Nació de noble cuna y esa fue su mala suerte. Por su gran linaje, junto con el ébano y la granadilla, formaba parte del selecto club: ‘Maderas tropicales finas’. Fue el hijo final de una gran familia de origen americano. Se llamaba Caoba y murió de una serie de hachazos que le hizo un ser supuestamente superior; su muerte fue lenta y cruel. Este día oramos por él.
Su familia de gran estirpe se formaba por siete tipos diferentes, cuyos colores oscilaban entre el marrón rojizo y el dorado. Caoba pudo llegar a medir setenta metros de altura y tres y medio metros de diámetro en el tronco recto y ligeramente acanalado, pero no se lo permitieron, los tajos mortales lo extinguieron a mediano crecimiento. Y hoy oramos por él.
Ayudó mucho a la salud del que fue su verdugo, produciendo del dióxido de carbono captado en sus hojas, el vital gas llamado oxígeno, gas que respira su verdugo, y tan importante que al combinarse con dos moléculas de hidrógeno se produce el vital líquido llamado agua. Pocos de la raza de su verdugo sabían que Caoba era una bomba hidráulica natural muy eficiente, ya que podía subir grandes cantidades de agua hasta su parte más alta por un fenómeno llamado ósmosis. Este ser viviente ya no podrá maravillarnos, como feto arrancado de su madre, a Caoba lo separaron brutalmente de su madre tierra. Y hoy oramos por él.
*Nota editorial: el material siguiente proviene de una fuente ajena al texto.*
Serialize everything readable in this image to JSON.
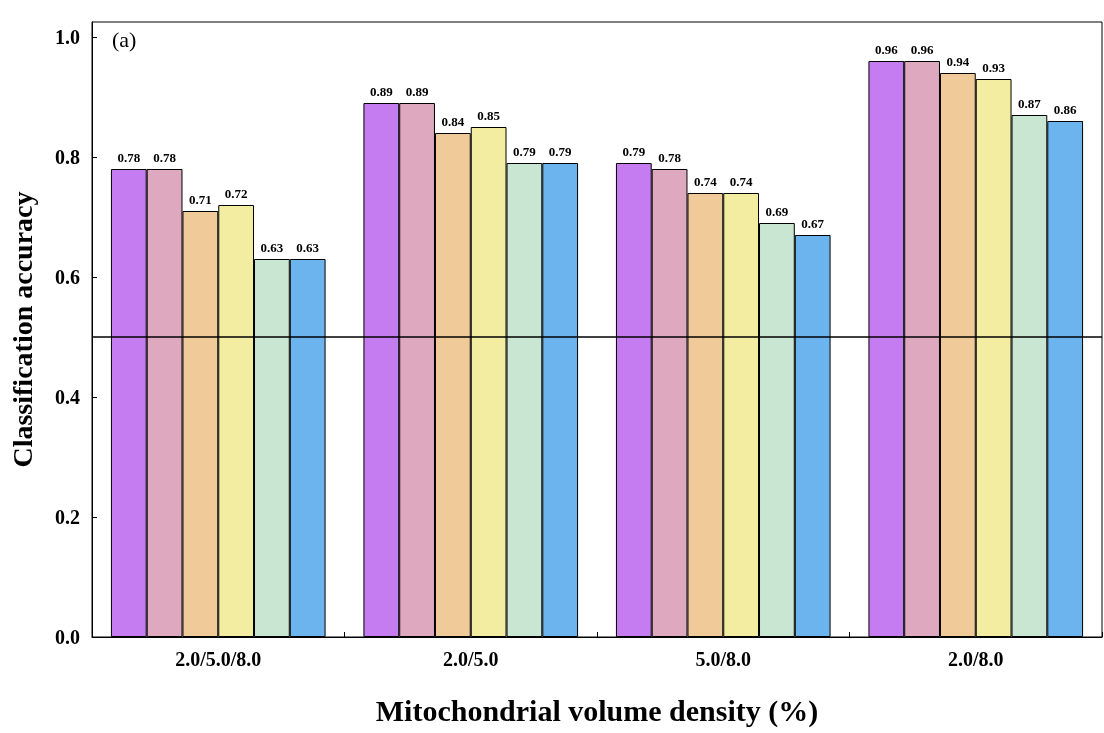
{
  "chart_data": {
    "type": "bar",
    "xlabel": "Mitochondrial volume density (%)",
    "ylabel": "Classification accuracy",
    "annotations": [
      "(a)"
    ],
    "categories": [
      "2.0/5.0/8.0",
      "2.0/5.0",
      "5.0/8.0",
      "2.0/8.0"
    ],
    "series": [
      {
        "color": "#c47cf0",
        "values": [
          0.78,
          0.89,
          0.79,
          0.96
        ]
      },
      {
        "color": "#dea8be",
        "values": [
          0.78,
          0.89,
          0.78,
          0.96
        ]
      },
      {
        "color": "#f0ca98",
        "values": [
          0.71,
          0.84,
          0.74,
          0.94
        ]
      },
      {
        "color": "#f3eda2",
        "values": [
          0.72,
          0.85,
          0.74,
          0.93
        ]
      },
      {
        "color": "#c9e6d3",
        "values": [
          0.63,
          0.79,
          0.69,
          0.87
        ]
      },
      {
        "color": "#6cb4ee",
        "values": [
          0.63,
          0.79,
          0.67,
          0.86
        ]
      }
    ],
    "ylim": [
      0,
      1.025
    ],
    "yticks": [
      {
        "value": 0,
        "label": "0.0"
      },
      {
        "value": 0.2,
        "label": "0.2"
      },
      {
        "value": 0.4,
        "label": "0.4"
      },
      {
        "value": 0.6,
        "label": "0.6"
      },
      {
        "value": 0.8,
        "label": "0.8"
      },
      {
        "value": 1,
        "label": "1.0"
      }
    ],
    "ref_lines": [
      {
        "axis": "y",
        "value": 0.5,
        "color": "#000000"
      }
    ],
    "data_labels": true
  }
}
En un pasado ya lejano salvó la vida de milagro, cuando un ser de la raza de su verdugo incapaz de razonar, provocó un gran incendio para limpiar su terreno de cultivo y que al final fue difícilmente controlado. Con algunas de sus ramas quemadas pudo recuperar la salud. Ahora la fortuna no estuvo de su lado y hoy oramos por él.
En otoño mostraba una fabulosa imagen. Para aprovechar al máximo las reservas de agua, acostumbraba tirar sus hojas de tonalidad amarilla en ésta época del año debido a los carotenoides de las mismas, pues las hojas consumían mucho del vital líquido, y curiosamente, así desnudo podía soportar mejor los rigores del invierno. Ahora ya no tendrá que preocuparse por almacenar agua, o producir oxígeno, o mantener firme la tierra para evitar la erosión, o proporcionar sombra a un cansado viajero porque ya no está en este mundo. Y hoy oramos por él.
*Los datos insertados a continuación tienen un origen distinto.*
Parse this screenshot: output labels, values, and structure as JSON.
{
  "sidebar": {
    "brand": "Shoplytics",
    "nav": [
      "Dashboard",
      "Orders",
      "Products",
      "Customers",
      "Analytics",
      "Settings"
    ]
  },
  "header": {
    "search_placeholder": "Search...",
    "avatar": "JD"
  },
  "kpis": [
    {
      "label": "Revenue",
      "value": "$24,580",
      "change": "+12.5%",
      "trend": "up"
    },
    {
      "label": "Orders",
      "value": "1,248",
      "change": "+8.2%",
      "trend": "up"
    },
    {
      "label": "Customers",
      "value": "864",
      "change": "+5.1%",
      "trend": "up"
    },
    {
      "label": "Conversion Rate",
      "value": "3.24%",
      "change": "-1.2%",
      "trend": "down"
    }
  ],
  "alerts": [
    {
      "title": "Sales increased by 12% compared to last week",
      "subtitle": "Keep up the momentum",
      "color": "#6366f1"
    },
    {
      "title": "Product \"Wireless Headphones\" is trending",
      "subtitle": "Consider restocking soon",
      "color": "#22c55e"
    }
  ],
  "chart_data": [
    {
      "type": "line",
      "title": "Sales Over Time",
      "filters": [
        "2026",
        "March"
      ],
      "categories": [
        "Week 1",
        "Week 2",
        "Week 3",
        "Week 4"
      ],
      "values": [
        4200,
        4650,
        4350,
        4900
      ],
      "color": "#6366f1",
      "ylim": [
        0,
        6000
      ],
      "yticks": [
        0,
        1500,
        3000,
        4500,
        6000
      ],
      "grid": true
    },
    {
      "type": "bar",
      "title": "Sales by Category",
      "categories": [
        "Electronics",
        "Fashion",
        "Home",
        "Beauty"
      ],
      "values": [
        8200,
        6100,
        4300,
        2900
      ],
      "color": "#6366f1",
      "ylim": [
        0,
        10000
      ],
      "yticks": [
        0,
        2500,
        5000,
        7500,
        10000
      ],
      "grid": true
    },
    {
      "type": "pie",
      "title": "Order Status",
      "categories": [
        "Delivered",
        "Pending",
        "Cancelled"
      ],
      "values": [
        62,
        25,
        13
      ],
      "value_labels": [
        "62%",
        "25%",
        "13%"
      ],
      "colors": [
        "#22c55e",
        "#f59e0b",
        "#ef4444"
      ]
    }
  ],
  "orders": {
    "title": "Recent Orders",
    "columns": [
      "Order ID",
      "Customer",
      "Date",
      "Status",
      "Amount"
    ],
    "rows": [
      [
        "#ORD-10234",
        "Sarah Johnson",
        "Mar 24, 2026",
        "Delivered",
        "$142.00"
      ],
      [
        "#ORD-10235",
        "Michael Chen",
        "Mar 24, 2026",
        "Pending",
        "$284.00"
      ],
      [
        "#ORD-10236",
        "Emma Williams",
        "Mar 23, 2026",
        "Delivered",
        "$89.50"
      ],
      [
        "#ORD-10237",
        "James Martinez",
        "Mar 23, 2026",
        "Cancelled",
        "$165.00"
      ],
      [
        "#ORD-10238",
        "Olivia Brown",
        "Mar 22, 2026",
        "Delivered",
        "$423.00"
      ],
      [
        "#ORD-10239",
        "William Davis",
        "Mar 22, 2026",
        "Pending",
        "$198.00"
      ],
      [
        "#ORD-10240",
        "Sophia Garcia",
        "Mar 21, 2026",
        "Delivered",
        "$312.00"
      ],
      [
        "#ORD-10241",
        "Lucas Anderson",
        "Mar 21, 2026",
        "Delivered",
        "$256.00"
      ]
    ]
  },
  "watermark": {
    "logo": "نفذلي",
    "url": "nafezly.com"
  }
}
Niños y pájaros fueron sus compañeros frecuentes. A los niños, cuando Caoba tenía poca estatura, les permitía subirse a jugar en él y colgar sus columpios. A los pájaros les proporcionaba abrigo, descanso y lugar para colocar sus nidos. En las mañanas Caoba se divertía con el hambriento piar de los hijos de sus amigos los pájaros. Ahora, niños y pájaros lo buscan en los terrenos gravemente talados y desérticos. Y hoy oramos por él.
Su pariente pobre, el pino, está a punto de sufrir el mismo destino. El cedro, el encino, el oyamel, el álamo, el sauce, la parota, el nogal, el cerezo, el huje, el ahuehuete, todos, todos ellos presienten su cercano final y no pueden hacerse a la idea que su verdugo no comprenda que él morirá con ellos. Por eso hoy tristemente estoy dedicando a caoba esta misa de difuntos.
La sentencia la dio un líder de la raza de su verdugo, que quiso un gigantesco escritorio para su oficina, hecho de la carne de nuestro amigo Caoba. Uno de los lacayos del líder le dijo que Caoba era el último de su firme, majestuosa, apacible raza. Al atrevido le costó el puesto, el líder furioso gritó: ‘¡Acaben con todos estos seres dando más permisos para aserraderos, lo único importante en este mundo soy yo!’ En la actualidad nuestro fallecido amigo Caoba forma parte del mobiliario de la oficina del líder. Niños, pájaros y yo… Hoy seguimos orando por él.